To a Londoner the greatest river in the world.(Thumb) 

I have just come across a small site called memoryscape. (Voices from the hidden History of the Thames) Well worth a browse through,,,,,,,nostalgia at its best, in particular walk 2 the Dockers 

http://www.memoryscape.org.uk/index.htm

Phill


----------



## benjidog (Oct 27, 2005)

Thanks for posting this Phil. Interesting site!

Brian


----------



## Graham Wallace (May 6, 2006)

I guess I started my interest in boats started on the Thames way back in 1946 but not in the tidal reaches, spending every weekend on the river, summer holidays were spent travelling upstream. 
We lived in Hounslow and first had a camping punt at Staines went as far as Old Windsor and I learned how to hold a paddle. and sleep under leaky canvas.

My father then bought a small 20 foot landing craft shell ,converted it to sleep 4 ( never knew how he accomplished that as was not technically trained, most of the materials and parts were ex WD sales) and added a new British Anzani 10 hp two stroke outboard, no auto recoil of starting rope in UK in those days. We travelled as far as Oxford a few times. A flat bottomed hull and hell to steer in any wind.
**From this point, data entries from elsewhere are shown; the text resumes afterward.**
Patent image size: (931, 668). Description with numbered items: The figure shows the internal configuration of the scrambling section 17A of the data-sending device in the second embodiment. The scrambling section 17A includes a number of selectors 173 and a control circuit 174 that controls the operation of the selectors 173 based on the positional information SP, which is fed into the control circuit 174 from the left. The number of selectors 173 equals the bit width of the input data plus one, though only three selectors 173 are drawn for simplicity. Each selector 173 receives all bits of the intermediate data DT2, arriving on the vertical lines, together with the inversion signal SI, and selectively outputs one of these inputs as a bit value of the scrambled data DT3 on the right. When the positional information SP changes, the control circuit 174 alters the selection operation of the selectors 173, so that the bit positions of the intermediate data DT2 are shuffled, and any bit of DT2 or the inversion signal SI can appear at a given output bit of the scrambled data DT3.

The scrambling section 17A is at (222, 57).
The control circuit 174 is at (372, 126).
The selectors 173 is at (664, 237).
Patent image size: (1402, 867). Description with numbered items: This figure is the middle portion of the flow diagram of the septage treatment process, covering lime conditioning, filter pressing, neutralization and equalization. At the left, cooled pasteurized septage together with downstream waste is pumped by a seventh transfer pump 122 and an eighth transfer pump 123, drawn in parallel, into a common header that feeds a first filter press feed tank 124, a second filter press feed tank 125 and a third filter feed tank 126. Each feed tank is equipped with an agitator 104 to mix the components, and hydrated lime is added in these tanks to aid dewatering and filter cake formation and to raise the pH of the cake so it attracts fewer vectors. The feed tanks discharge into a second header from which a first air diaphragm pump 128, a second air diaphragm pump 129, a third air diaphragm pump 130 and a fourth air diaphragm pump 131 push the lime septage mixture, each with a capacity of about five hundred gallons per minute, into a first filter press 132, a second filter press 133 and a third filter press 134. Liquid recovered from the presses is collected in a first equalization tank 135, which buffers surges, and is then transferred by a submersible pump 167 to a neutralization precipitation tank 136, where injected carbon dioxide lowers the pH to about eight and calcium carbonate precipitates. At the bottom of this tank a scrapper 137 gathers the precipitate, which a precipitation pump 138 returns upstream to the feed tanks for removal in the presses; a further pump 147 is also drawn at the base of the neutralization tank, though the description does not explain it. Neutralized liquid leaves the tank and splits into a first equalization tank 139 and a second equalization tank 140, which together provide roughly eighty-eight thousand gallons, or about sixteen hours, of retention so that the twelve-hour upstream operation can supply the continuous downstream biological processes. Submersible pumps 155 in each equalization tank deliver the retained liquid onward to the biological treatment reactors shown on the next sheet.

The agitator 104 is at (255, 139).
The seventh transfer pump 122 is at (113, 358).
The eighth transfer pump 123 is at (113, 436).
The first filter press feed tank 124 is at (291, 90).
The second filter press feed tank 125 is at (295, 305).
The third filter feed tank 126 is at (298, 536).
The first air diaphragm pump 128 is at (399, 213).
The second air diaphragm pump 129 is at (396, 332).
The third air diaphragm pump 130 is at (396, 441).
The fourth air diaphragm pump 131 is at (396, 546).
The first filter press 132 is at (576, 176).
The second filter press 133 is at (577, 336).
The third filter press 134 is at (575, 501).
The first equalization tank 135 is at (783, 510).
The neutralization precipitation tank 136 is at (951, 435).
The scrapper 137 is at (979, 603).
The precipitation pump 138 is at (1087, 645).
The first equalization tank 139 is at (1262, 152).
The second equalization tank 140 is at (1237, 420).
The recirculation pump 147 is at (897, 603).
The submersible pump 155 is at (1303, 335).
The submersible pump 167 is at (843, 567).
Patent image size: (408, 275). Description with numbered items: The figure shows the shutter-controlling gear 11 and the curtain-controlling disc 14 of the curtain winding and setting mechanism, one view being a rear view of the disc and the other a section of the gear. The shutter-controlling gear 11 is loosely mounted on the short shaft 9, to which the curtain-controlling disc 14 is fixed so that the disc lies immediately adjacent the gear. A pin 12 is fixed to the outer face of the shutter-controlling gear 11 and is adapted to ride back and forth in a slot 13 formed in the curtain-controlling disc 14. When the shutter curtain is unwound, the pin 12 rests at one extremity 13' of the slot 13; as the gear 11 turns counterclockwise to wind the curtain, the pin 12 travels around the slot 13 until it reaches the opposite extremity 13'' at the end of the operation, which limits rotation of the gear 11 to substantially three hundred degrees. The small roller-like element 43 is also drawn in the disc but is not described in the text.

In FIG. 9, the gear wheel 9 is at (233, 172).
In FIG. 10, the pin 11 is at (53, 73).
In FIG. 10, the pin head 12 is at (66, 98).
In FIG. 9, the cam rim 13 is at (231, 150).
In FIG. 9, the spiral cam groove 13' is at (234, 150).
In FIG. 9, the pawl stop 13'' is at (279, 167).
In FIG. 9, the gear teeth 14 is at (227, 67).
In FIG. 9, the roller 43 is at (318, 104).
About 1950 Dad bought a 24 foot converted lifeboat, 4 berths, 4 cylinder inboard, Magneto ignition (that magneto spent the winters in the airing cupboard to keep it dry), primitive galley and toilet. Spent many happy years honing my small boat handling on weekends at Shepperton and Sunbury. Went to Oxford and as far as Lechlade. I remember the fishing was marvellous above Oxford.
Still have a few old photos of those times.

Joined BP Tanker Co as an Marine Engineering Apprentice in 1955

Graham Wallace


----------



## Trader (Jul 1, 2005)

Thanks for the link Phill. A very interesting site.

Trader.


----------



## VLCC (Nov 26, 2007)

So much to do on the river from the river busses, to HMS Belfast and in chatham theres a whole dockyard with 3 static vessels and active paddlers, HMS Ocelot cavalier and a sloop i forget her name are there for public viewing.

Chatham maritime dockyard kent.


----------



## Phill (Jun 17, 2005)

VLCC said:


> So much to do on the river from the river busses, to HMS Belfast and in chatham theres a whole dockyard with 3 static vessels and active paddlers, HMS Ocelot cavalier and a sloop i forget her name are there for public viewing.
> 
> Chatham maritime dockyard kent.


The Sloop is the HMS Gannet of the Victorian era, built 1878, 
as for working at sea, as in your profile, open a thread (messdeck) I'am sure someone can point you in the right direction.
all the best 

Phill


----------